I dozed off before I finished the glass of schnapps.

When I awakened, I saw Joanna kneeling at the end of the mattress. “Hey, sleepy-eyed Joe,” she said.

There was quite a bit of light left in the day. Perhaps I’d slept for only minutes.

I told her that I’d gotten a job. “Five-fifty an hour. May I interest you in our only copy of Thank You, Fog? It has been flying off the shelf.”

“I’m looking for an obscure little book called Tales of Joe.” She was on her feet now, pulling her dress over her head. “The unexpurgated edition. Comes in a brown paper wrapper?”

I could watch Joanna get out of a dress forever. Not that she routinely undressed with a strip-tease artist’s deliberation. No, despite what she’d said about her “streak of exhibitionism,” Joanna was rather shy, or more complicatedly exhibitionistic than, say, the sort of person who felt empty unless she could draw attention to herself. For Joanna, acknowledging an exhibitionistic streak was perhaps a way of keeping it from becoming fatal.

I recited the opening stanzas of “The Good Morrow.” Though I was not much of a poet, and would not ever become much of one, I had a talent for memorization—and especially for memorizing what I would’ve liked to have written.

We made love.
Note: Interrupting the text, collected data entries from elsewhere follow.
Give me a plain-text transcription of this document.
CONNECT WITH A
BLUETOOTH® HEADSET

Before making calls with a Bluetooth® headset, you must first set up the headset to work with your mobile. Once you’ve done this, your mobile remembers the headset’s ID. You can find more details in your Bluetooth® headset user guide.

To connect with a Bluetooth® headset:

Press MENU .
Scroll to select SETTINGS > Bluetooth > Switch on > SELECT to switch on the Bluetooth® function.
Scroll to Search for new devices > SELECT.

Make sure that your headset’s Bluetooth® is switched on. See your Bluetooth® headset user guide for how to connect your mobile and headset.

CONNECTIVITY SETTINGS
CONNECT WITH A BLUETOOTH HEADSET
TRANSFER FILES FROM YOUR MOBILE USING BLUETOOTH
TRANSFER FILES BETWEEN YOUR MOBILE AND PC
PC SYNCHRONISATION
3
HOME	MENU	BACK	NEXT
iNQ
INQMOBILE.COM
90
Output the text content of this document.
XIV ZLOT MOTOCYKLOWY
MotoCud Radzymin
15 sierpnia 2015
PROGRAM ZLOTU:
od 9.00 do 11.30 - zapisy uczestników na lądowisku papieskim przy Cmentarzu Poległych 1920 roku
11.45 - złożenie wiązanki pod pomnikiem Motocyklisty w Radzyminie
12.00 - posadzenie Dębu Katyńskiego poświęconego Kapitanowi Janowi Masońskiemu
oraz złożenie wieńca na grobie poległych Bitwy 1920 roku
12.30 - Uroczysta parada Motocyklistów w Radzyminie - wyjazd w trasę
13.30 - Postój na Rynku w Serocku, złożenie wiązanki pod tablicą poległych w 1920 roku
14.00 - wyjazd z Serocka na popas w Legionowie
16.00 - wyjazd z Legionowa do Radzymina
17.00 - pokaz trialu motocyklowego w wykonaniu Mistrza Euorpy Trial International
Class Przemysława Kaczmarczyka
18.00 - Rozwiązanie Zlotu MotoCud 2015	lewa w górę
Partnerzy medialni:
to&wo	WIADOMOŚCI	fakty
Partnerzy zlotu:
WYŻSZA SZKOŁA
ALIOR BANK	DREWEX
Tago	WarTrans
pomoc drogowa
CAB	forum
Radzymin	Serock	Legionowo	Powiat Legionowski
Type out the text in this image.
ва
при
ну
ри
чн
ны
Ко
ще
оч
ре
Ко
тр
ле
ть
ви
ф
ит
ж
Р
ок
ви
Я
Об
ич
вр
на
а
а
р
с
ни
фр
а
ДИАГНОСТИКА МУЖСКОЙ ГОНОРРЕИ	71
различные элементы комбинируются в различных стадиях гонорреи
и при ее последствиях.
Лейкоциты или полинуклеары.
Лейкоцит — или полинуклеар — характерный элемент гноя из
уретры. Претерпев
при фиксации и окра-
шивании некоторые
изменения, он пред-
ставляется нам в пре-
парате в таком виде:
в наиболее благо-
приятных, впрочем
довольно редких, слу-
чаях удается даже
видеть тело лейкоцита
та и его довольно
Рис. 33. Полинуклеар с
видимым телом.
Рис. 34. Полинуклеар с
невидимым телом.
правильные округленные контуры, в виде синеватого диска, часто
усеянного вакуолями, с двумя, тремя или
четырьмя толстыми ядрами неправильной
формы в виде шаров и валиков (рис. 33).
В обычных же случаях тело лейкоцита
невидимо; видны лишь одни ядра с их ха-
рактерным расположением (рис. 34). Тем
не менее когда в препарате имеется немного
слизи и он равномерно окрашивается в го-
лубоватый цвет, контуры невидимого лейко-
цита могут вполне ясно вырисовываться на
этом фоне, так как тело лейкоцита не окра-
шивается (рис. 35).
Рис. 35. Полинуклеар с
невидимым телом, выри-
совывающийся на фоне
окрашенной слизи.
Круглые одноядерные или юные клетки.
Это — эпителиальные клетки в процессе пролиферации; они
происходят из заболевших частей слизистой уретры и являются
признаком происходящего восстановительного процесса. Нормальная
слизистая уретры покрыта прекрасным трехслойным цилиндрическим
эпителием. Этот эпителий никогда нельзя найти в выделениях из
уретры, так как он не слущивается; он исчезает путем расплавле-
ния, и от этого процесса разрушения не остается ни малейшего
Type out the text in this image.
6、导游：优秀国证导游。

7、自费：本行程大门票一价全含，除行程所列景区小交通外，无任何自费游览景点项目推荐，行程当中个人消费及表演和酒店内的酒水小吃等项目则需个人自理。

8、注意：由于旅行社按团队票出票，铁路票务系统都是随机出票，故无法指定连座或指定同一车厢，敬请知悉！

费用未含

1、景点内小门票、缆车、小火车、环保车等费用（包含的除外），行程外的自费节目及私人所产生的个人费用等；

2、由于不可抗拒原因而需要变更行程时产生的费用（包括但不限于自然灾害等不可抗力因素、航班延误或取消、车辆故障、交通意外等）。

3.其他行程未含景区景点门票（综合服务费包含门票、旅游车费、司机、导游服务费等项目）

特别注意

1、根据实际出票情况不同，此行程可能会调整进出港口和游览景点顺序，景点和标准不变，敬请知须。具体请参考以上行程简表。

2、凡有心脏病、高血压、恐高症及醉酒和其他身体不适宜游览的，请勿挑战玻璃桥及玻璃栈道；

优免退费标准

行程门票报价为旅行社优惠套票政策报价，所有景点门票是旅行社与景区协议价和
By the standards of the house, we were quiet.

Later, after a dinner of Cuban-style rice and beans, we played cribbage and smoked reefer in the living room. Doc and Theresa were there, and so was Paul, home early from the Hill. (The lawyer had vanished.) Paul, still in his necktie, talked at length about his day, which included a visit from Congressman Rodino, but nobody except Joanna paid much attention. Joanna liked Paul, his earnest affability, his sideburns, which were a little short of daring.

During the smoking of a second joint, Doc asked Joanna if, now that I had a job, I’d be moving out soon. Doc held the lease to the house and ran a tight ship when it came to rent, grocery money, etc.

“You could ask him,” Joanna said. She had beaten Doc in three straight games of cribbage.

I was sitting on the couch, deep in one of its valleys. It was made of fake leather and became sticky when the weather was humid. I was staring at what looked like tooth marks high on Theresa’s thigh.

Carlos pulled at his beard, moved a peg, and didn’t ask me when I was moving out.

Paul rose from his seat and said, “Got to go bone up on Bangladesh. The Congressman is going there soon.”

“Bone away,” said Theresa, with a stoned cackle.

I followed him upstairs, to write a poem that would make no sense in the morning.

* * *

Connie was absent my first day of work. An employee named Frank, who described himself as Connie’s “new assistant manager,” told me to make myself familiar with the stock. “There’ll be a quiz in a half hour,” he said, grinning the grin of a new assistant manager who also sucked lemon lozenges. I passed the test, but only barely, he said. He showed me how to use the cash register, a mechanical one.

“There’s a cheat sheet for calculating tax if you can’t do it in your head,” Frank said, pointing to a laminated piece of paper taped to the counter next to the register. Frank belonged to Mensa. He wore his Phi Beta Kappa key around his neck (he showed it to me one day in the stock room, unbuttoning his shirt). He was forty-two. He wore a necktie every day and black dress shoes that were shined to a high polish and would have reflected his horn-rimmed glasses and his angular, unreflective face had he ever looked downward in consternation, a state he seemed to have no familiarity with. Why, with his academic credentials, he was a clerk in a bookstore, clicking lozenges around his stained teeth, I didn’t know.

With Frank at my side, I rang up a sixty-cent birthday card sale to a man who’d written speeches for Lyndon Johnson. Frank told me his name, and also said that his speeches weren’t memorable. Frank said that he never addressed Washington celebrities by name—“that would only encourage them.”

At lunch, Frank said that he couldn’t “abide” contemporary American poetry. “Nonsense scribbled on water,” he said. He also said he had taken the Foreign Service exam and aced it, but had not done well in interviews. “I tend to be frank, if you’ll pardon the yolk. A little frankness overseas might not hurt us. I could run on that slogan, I think. The other thing that got me into trouble with the diplomats is that I was once a member of the Socialist Workers Party. If you ever want to be bored out of your mind, go to one of their meetings.”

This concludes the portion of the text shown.